The Bengaluru-based payments company made the disclosure through a newspaper advertisement on Monday, saying the pre-filed DRHP was dated June 12. Last week, Razorpay received shareholders’ approval to raise Rs 2,700 crore in fresh funding through IPO besides an offer-for-sale.
ET had reported in April that Razorpay was preparing to file confidentially for an IPO and was looking to raise $600-700 million, with the expected valuation pegged at $5-6 billion. That would be lower than the $7.5 billion valuation at which the company was last valued in the private market more than four years ago.
Razorpay counts YCombinator, Peak XV Partners, Lightspeed Venture Partners, Tiger Global and GIC among others as its backers.
The confidential route allows companies to file draft IPO documents with Sebi without immediately making detailed financial and business disclosures public. Several new-age companies, including Swiggy, Groww, Meesho and Zepto, have taken this route in recent years, as companies look to test regulatory and investor feedback before public disclosure.
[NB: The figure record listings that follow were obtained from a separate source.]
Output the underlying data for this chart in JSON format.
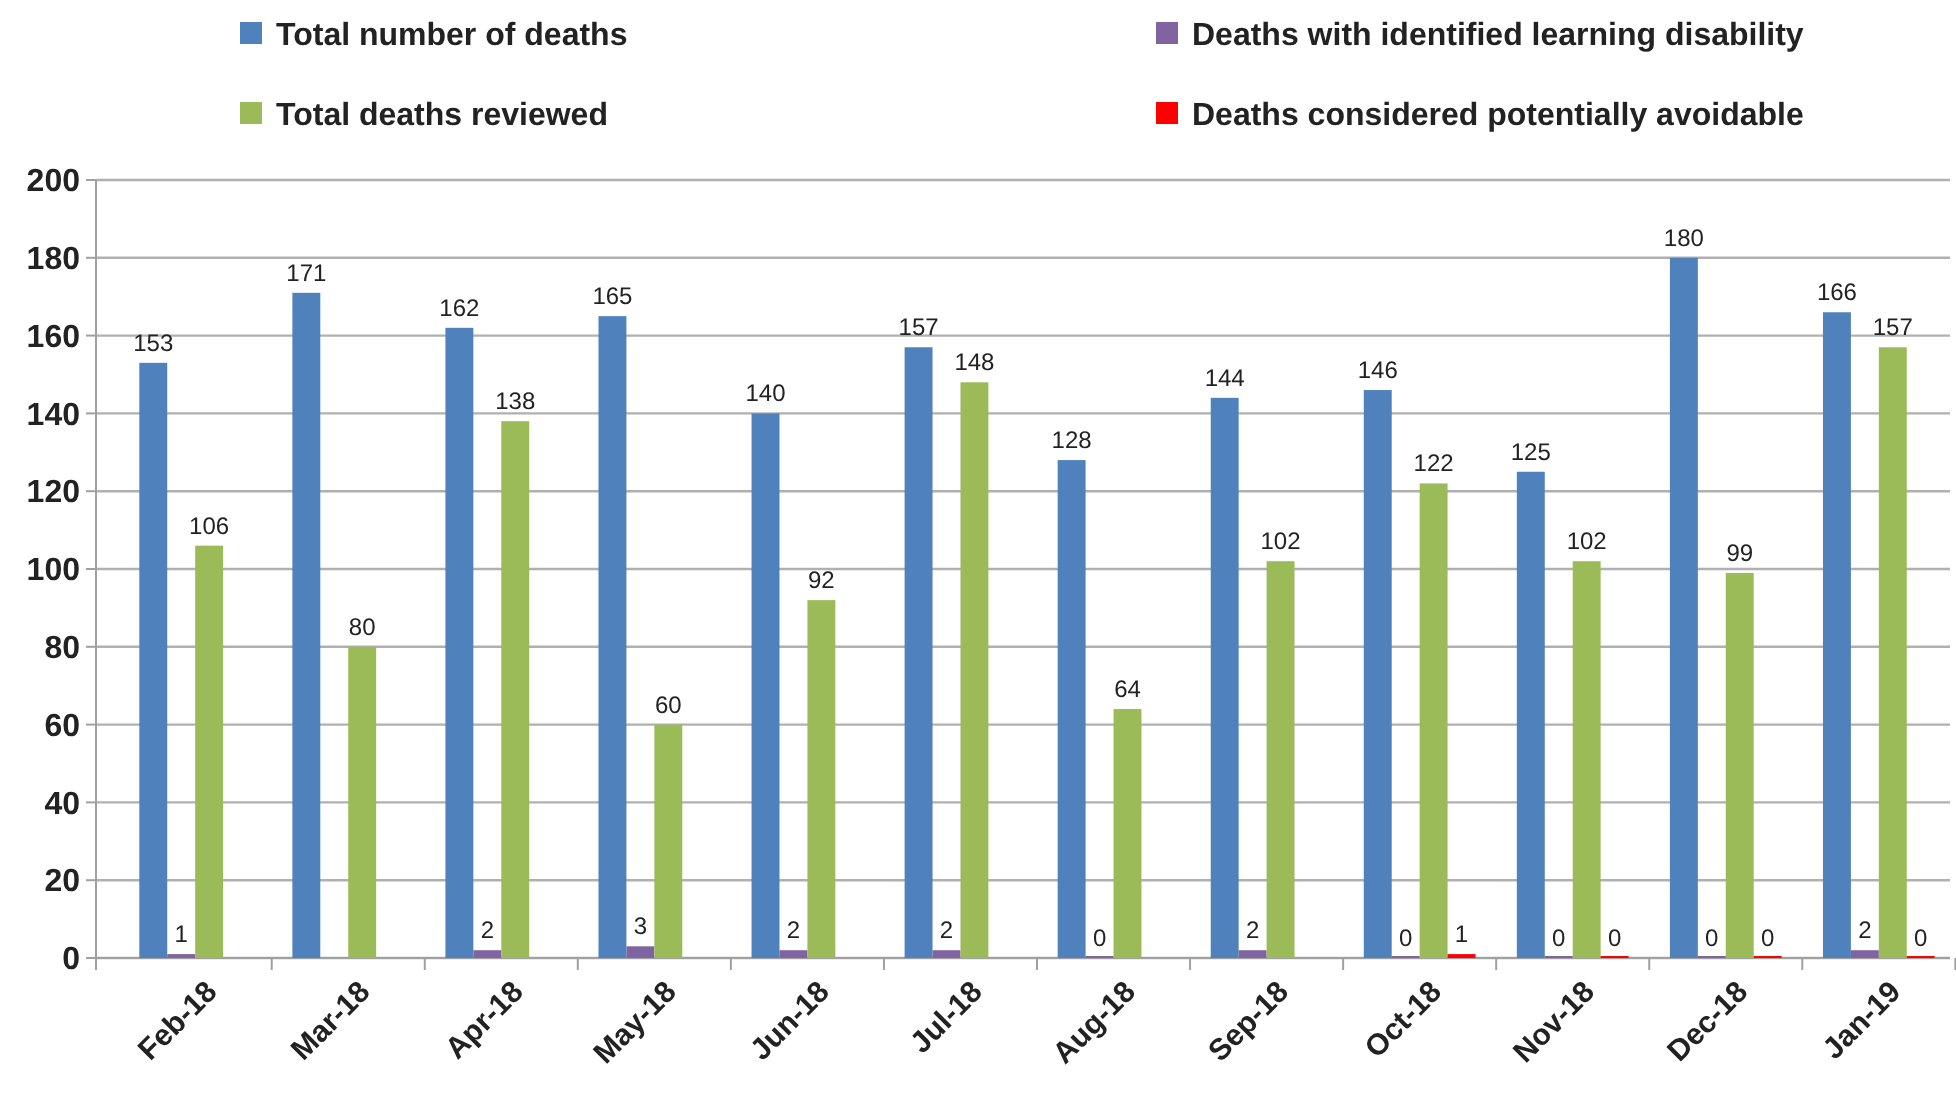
{
  "chart_data": {
    "type": "bar",
    "categories": [
      "Feb-18",
      "Mar-18",
      "Apr-18",
      "May-18",
      "Jun-18",
      "Jul-18",
      "Aug-18",
      "Sep-18",
      "Oct-18",
      "Nov-18",
      "Dec-18",
      "Jan-19"
    ],
    "series": [
      {
        "name": "Total number of deaths",
        "color": "#4f81bd",
        "values": [
          153,
          171,
          162,
          165,
          140,
          157,
          128,
          144,
          146,
          125,
          180,
          166
        ],
        "value_labels": [
          "153",
          "171",
          "162",
          "165",
          "140",
          "157",
          "128",
          "144",
          "146",
          "125",
          "180",
          "166"
        ]
      },
      {
        "name": "Deaths with identified learning disability",
        "color": "#8064a2",
        "values": [
          1,
          null,
          2,
          3,
          2,
          2,
          0,
          2,
          0,
          0,
          0,
          2
        ],
        "value_labels": [
          "1",
          null,
          "2",
          "3",
          "2",
          "2",
          "0",
          "2",
          "0",
          "0",
          "0",
          "2"
        ]
      },
      {
        "name": "Total deaths reviewed",
        "color": "#9bbb59",
        "values": [
          106,
          80,
          138,
          60,
          92,
          148,
          64,
          102,
          122,
          102,
          99,
          157
        ],
        "value_labels": [
          "106",
          "80",
          "138",
          "60",
          "92",
          "148",
          "64",
          "102",
          "122",
          "102",
          "99",
          "157"
        ]
      },
      {
        "name": "Deaths considered potentially avoidable",
        "color": "#ff0000",
        "values": [
          null,
          null,
          null,
          null,
          null,
          null,
          null,
          null,
          1,
          0,
          0,
          0
        ],
        "value_labels": [
          null,
          null,
          null,
          null,
          null,
          null,
          null,
          null,
          "1",
          "0",
          "0",
          "0"
        ]
      }
    ],
    "ylim": [
      0,
      200
    ],
    "yticks": [
      0,
      20,
      40,
      60,
      80,
      100,
      120,
      140,
      160,
      180,
      200
    ],
    "grid": "y",
    "legend": "top"
  }
}
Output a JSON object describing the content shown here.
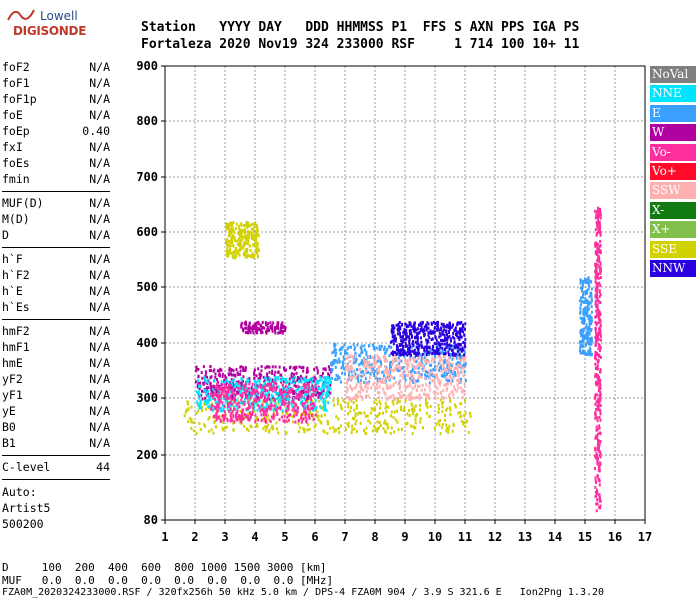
{
  "logo": {
    "line1": "Lowell",
    "line2": "DIGISONDE"
  },
  "header": {
    "labels": "Station   YYYY DAY   DDD HHMMSS P1  FFS S AXN PPS IGA PS",
    "values": "Fortaleza 2020 Nov19 324 233000 RSF     1 714 100 10+ 11"
  },
  "sidebar": {
    "group1": [
      {
        "key": "foF2",
        "value": "N/A"
      },
      {
        "key": "foF1",
        "value": "N/A"
      },
      {
        "key": "foF1p",
        "value": "N/A"
      },
      {
        "key": "foE",
        "value": "N/A"
      },
      {
        "key": "foEp",
        "value": "0.40"
      },
      {
        "key": "fxI",
        "value": "N/A"
      },
      {
        "key": "foEs",
        "value": "N/A"
      },
      {
        "key": "fmin",
        "value": "N/A"
      }
    ],
    "group2": [
      {
        "key": "MUF(D)",
        "value": "N/A"
      },
      {
        "key": "M(D)",
        "value": "N/A"
      },
      {
        "key": "D",
        "value": "N/A"
      }
    ],
    "group3": [
      {
        "key": "h`F",
        "value": "N/A"
      },
      {
        "key": "h`F2",
        "value": "N/A"
      },
      {
        "key": "h`E",
        "value": "N/A"
      },
      {
        "key": "h`Es",
        "value": "N/A"
      }
    ],
    "group4": [
      {
        "key": "hmF2",
        "value": "N/A"
      },
      {
        "key": "hmF1",
        "value": "N/A"
      },
      {
        "key": "hmE",
        "value": "N/A"
      },
      {
        "key": "yF2",
        "value": "N/A"
      },
      {
        "key": "yF1",
        "value": "N/A"
      },
      {
        "key": "yE",
        "value": "N/A"
      },
      {
        "key": "B0",
        "value": "N/A"
      },
      {
        "key": "B1",
        "value": "N/A"
      }
    ],
    "clevel": {
      "key": "C-level",
      "value": "44"
    },
    "auto": [
      "Auto:",
      "Artist5",
      "500200"
    ]
  },
  "footer": {
    "d_row": "D     100  200  400  600  800 1000 1500 3000 [km]",
    "muf_row": "MUF   0.0  0.0  0.0  0.0  0.0  0.0  0.0  0.0 [MHz]",
    "file_row": "FZA0M_2020324233000.RSF / 320fx256h 50 kHz 5.0 km / DPS-4 FZA0M 904 / 3.9 S 321.6 E   Ion2Png 1.3.20"
  },
  "chart_data": {
    "type": "scatter",
    "xlabel": "",
    "ylabel": "",
    "x_ticks": [
      "1",
      "2",
      "3",
      "4",
      "5",
      "6",
      "7",
      "8",
      "9",
      "10",
      "11",
      "12",
      "13",
      "14",
      "15",
      "16",
      "17"
    ],
    "y_ticks": [
      "80",
      "200",
      "300",
      "400",
      "500",
      "600",
      "700",
      "800",
      "900"
    ],
    "xlim": [
      1,
      17
    ],
    "ylim": [
      80,
      900
    ],
    "y_scale": "piecewise",
    "grid": "dashed",
    "legend_position": "right",
    "legend": [
      {
        "name": "NoVal",
        "color": "#7f7f7f"
      },
      {
        "name": "NNE",
        "color": "#00e5ff"
      },
      {
        "name": "E",
        "color": "#3aa0ff"
      },
      {
        "name": "W",
        "color": "#b000a0"
      },
      {
        "name": "Vo-",
        "color": "#ff2e9e"
      },
      {
        "name": "Vo+",
        "color": "#ff0a2a"
      },
      {
        "name": "SSW",
        "color": "#ffb0b0"
      },
      {
        "name": "X-",
        "color": "#127a12"
      },
      {
        "name": "X+",
        "color": "#7fbf4a"
      },
      {
        "name": "SSE",
        "color": "#d2d200"
      },
      {
        "name": "NNW",
        "color": "#2a00e0"
      }
    ],
    "echo_regions": [
      {
        "series": "SSE",
        "x": [
          1.6,
          11.2
        ],
        "y": [
          240,
          300
        ]
      },
      {
        "series": "SSE",
        "x": [
          3,
          4.1
        ],
        "y": [
          555,
          620
        ]
      },
      {
        "series": "W",
        "x": [
          2,
          6.5
        ],
        "y": [
          300,
          360
        ]
      },
      {
        "series": "NNE",
        "x": [
          2,
          6.5
        ],
        "y": [
          280,
          340
        ]
      },
      {
        "series": "Vo-",
        "x": [
          2.5,
          6
        ],
        "y": [
          260,
          330
        ]
      },
      {
        "series": "E",
        "x": [
          6.5,
          11
        ],
        "y": [
          330,
          400
        ]
      },
      {
        "series": "SSW",
        "x": [
          7,
          11
        ],
        "y": [
          300,
          380
        ]
      },
      {
        "series": "W",
        "x": [
          3.5,
          5
        ],
        "y": [
          420,
          440
        ]
      },
      {
        "series": "NNW",
        "x": [
          8.5,
          11
        ],
        "y": [
          380,
          440
        ]
      },
      {
        "series": "Vo-",
        "x": [
          15.3,
          15.5
        ],
        "y": [
          100,
          650
        ]
      },
      {
        "series": "E",
        "x": [
          14.8,
          15.2
        ],
        "y": [
          380,
          520
        ]
      }
    ]
  }
}
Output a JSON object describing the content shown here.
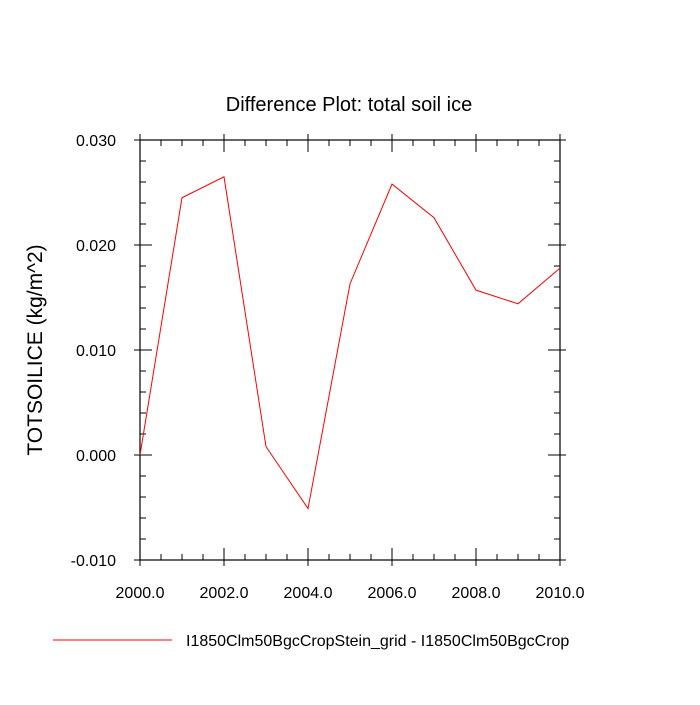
{
  "chart_data": {
    "type": "line",
    "title": "Difference Plot: total soil ice",
    "xlabel": "",
    "ylabel": "TOTSOILICE  (kg/m^2)",
    "xlim": [
      2000.0,
      2010.0
    ],
    "ylim": [
      -0.01,
      0.03
    ],
    "x_ticks": [
      "2000.0",
      "2002.0",
      "2004.0",
      "2006.0",
      "2008.0",
      "2010.0"
    ],
    "y_ticks": [
      "-0.010",
      "0.000",
      "0.010",
      "0.020",
      "0.030"
    ],
    "grid": false,
    "legend_position": "bottom",
    "series": [
      {
        "name": "I1850Clm50BgcCropStein_grid - I1850Clm50BgcCrop",
        "color": "#ff0000",
        "x": [
          2000,
          2001,
          2002,
          2003,
          2004,
          2005,
          2006,
          2007,
          2008,
          2009,
          2010
        ],
        "y": [
          0.0,
          0.0245,
          0.0265,
          0.0008,
          -0.0051,
          0.0163,
          0.0258,
          0.0226,
          0.0157,
          0.0144,
          0.0178
        ]
      }
    ]
  }
}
Razorpay’s IPO filing comes after the company completed its reverse flip from the US to India last year, following approvals from the Reserve Bank of India and the Ministry of Corporate Affairs. The move was a key step in its plan to list in India. The company had also converted into a public limited company ahead of the proposed listing.
Founded by Harshil Mathur and Shashank Kumar, Razorpay offers online, offline and cross-border payment services, and also runs RazorpayX, its business banking platform. The company processes around $180 billion in annual transactions and has been looking to grow higher-margin businesses such as cross-border payments and services for global merchants selling into India.
In FY25, Razorpay’s revenue rose 65% to Rs 3,783 crore, while gross profit increased 41% to Rs 1,277 crore. However, it reported a net loss of Rs 1,209 crore, largely due to employee stock ownership expenses, restructuring costs and tax payments related to its shift back to India.
Ahead of the IPO, Razorpay has also been sharpening its operating focus. ET reported last month that the company had scaled back its aggressive offline payments expansion and was instead focusing on merchants needing both online and offline payment solutions, in line with its push toward a more profitable core business.